Tell us about yourself.
As a child, I always carried a book wherever I went and started writing my own illustrated adventures. Ever since I took journalism back in high school, I am one with notebook and pen in hand, ready to record, thinking I will use an overheard dialogue, or description of a character, in a piece of writing.
After getting my master's degree in applied linguistics at Georgetown University, I lived for 5 years in Manhattan, teaching English at intensive language institutes at Colombia, NYU, Baruch College and others. I moved to Athens Greece in 1983 and taught at the American College of Greece for 35 years. I married, had two children, and started writing and publishing articles in various Greek publications. For the past 6 years, I've been publishing a monthly travel blog (olives and islands) mostly on Greece
Where did you grow up, and how did this influence your writing?
I grew up in Bethesda Maryland, outside Washington DC. I don't think it particularly influenced my writing, only that it cemented my resolve to go and live in the city, away from the suburbs. My 5 years living in New York City on the other hand inspired my writing a great deal in essays and short stories, which I published in Step Lively: New York City Tales of Love and Change.

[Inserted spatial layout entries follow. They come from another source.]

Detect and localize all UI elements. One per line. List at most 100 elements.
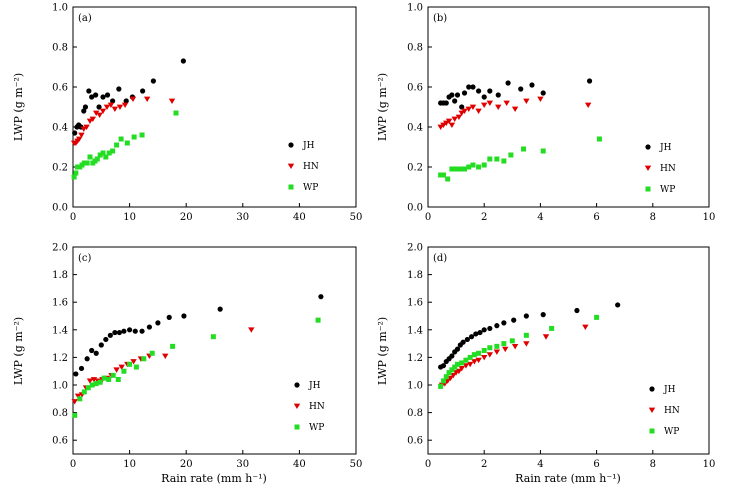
data-point-jh [574,307,580,314]
data-point-wp [446,370,452,376]
data-point-hn [86,378,94,384]
data-point-wp [501,341,507,347]
data-point-hn [486,352,494,358]
legend-marker-hn [648,407,656,413]
data-point-jh [110,98,116,104]
legend-label-hn: HN [660,164,676,174]
data-point-jh [518,86,524,92]
data-point-wp [549,325,555,331]
data-point-jh [132,328,138,334]
data-point-wp [124,140,130,146]
data-point-hn [466,361,474,368]
data-point-hn [582,324,589,331]
data-point-hn [89,116,97,122]
plot-frame [72,246,357,455]
data-point-jh [139,328,145,334]
x-tick-label: 10 [123,212,136,223]
data-point-wp [445,176,451,182]
x-tick-label: 10 [703,212,716,223]
data-point-jh [487,88,493,94]
data-point-hn [130,359,137,365]
y-tick-label: 1.4 [407,325,423,336]
data-point-wp [133,364,139,370]
data-point-wp [449,166,455,172]
data-point-jh [473,331,479,337]
data-point-hn [116,104,124,110]
legend-marker-jh [294,382,300,388]
legend-marker-wp [288,184,294,190]
x-tick-label: 50 [350,212,363,223]
y-tick-label: 1.0 [407,381,423,392]
x-tick-label: 4 [537,212,543,223]
data-point-wp [509,338,515,344]
panel-tag: (c) [78,253,92,264]
data-point-wp [481,162,487,168]
data-point-wp [494,156,500,162]
data-point-wp [81,160,87,166]
data-point-wp [110,372,116,378]
panel-tag: (d) [433,253,447,264]
plot-frame [72,6,357,208]
legend-label-hn: HN [309,402,325,412]
data-point-wp [72,412,78,418]
data-point-jh [98,342,104,348]
data-point-hn [450,372,457,379]
data-point-jh [501,320,507,326]
data-point-hn [118,364,125,371]
data-point-wp [85,385,91,391]
data-point-jh [140,88,146,94]
data-point-jh [466,84,472,90]
data-point-wp [487,156,493,162]
data-point-wp [97,152,103,158]
data-point-wp [440,378,446,384]
data-point-jh [511,317,517,323]
data-point-jh [107,332,113,338]
data-point-jh [494,323,500,329]
data-point-hn [481,355,488,361]
data-point-wp [476,164,482,170]
y-tick-label: 1.8 [52,270,68,281]
y-tick-label: 1.4 [52,325,68,336]
data-point-jh [82,104,89,110]
data-point-wp [466,164,472,170]
legend-label-wp: WP [660,185,675,195]
y-tick-label: 0.6 [407,83,423,94]
y-tick-label: 0.8 [407,408,423,419]
data-point-jh [449,353,455,359]
data-point-jh [116,86,122,92]
data-point-wp [149,350,155,356]
data-point-wp [438,172,444,178]
data-point-wp [110,148,116,154]
data-point-hn [113,367,120,373]
data-point-wp [476,350,482,356]
data-point-hn [76,136,83,142]
data-point-jh [440,363,447,369]
y-axis-label: LWP (g m⁻²) [376,73,389,141]
axis-ticks: 0 2 4 6 8 10 0.6 0.8 1.0 1.2 1.4 1.6 1.8 2.0 [407,243,715,471]
plot-frame [427,246,710,455]
data-point-wp [103,154,109,160]
data-point-jh [460,339,466,345]
data-point-wp [97,379,103,385]
data-point-jh [540,312,546,318]
legend-label-jh: JH [663,385,676,395]
data-point-jh [123,98,129,104]
data-point-wp [93,381,99,387]
y-axis-label: LWP (g m⁻²) [376,317,389,385]
y-tick-label: 0.6 [407,436,423,447]
legend-marker-wp [294,424,300,430]
data-point-hn [486,100,494,106]
y-tick-label: 2.0 [52,243,68,254]
legend-label-hn: HN [303,162,319,172]
legend: JH HN WP [644,143,676,195]
data-point-jh [481,94,487,100]
x-axis-label: Rain rate (mm h⁻¹) [515,472,621,485]
data-point-hn [143,96,151,102]
data-point-wp [457,166,463,172]
x-tick-label: 2 [481,459,487,470]
data-point-hn [451,116,458,122]
data-point-jh [454,346,461,352]
data-point-wp [438,383,444,389]
data-point-wp [89,382,95,388]
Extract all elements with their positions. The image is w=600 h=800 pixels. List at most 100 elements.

What was your journey to getting published like?
In NYC, I took several writing classes and read my poetry at times at open mikes at bookstores and had a poem selected to be in the Little Magazine. Busy with work and family, I didn't write for many years but after another writing class in Athens, I sent an article to Odyssey Magazine and it was accepted. That gave me a boost and I continued publishing articles and poetry in various magazines. I got another boost when I published a story in the Athens News and it won first prize in their writing contest. After my retirement from teaching in 2018, I self-published three books: a collection of poetry and two memoirs.
What’s the best piece of feedback you’ve ever received?
for my poetry book
":It's a work of profound imagination, of past and present freely intermingling, and ranges in its references from Camus to Kerouac to Kitt, from images of grandparents younger and children older to Manhattan street corners in mental snapshots. This author speaks to me like few others."
for my NYC memoir:
"The author does a wonderful job describing the life of a young and curious person in NYC: visiting independent bookstores, eating at delis and hole-in-the-wall restaurants, going to smoky jazz bars, daytime movies at MOMA and bike-riding along the East River."
for my teaching memoir:
"This book is REMARKABLE! Sherri Moshman-Paganos brings her high school, middle school and university students to life so vividly, unsentimentally but empathically, in this tremendously detailed account of her teaching values, methods and experiences."
What advice would you give to aspiring writers?
Believe in yourself and that you have something to say that's different from anyone else. There might be a finite number of themes, but there are infinite ways of dealing with them. Develop your unique voice that's like no one else.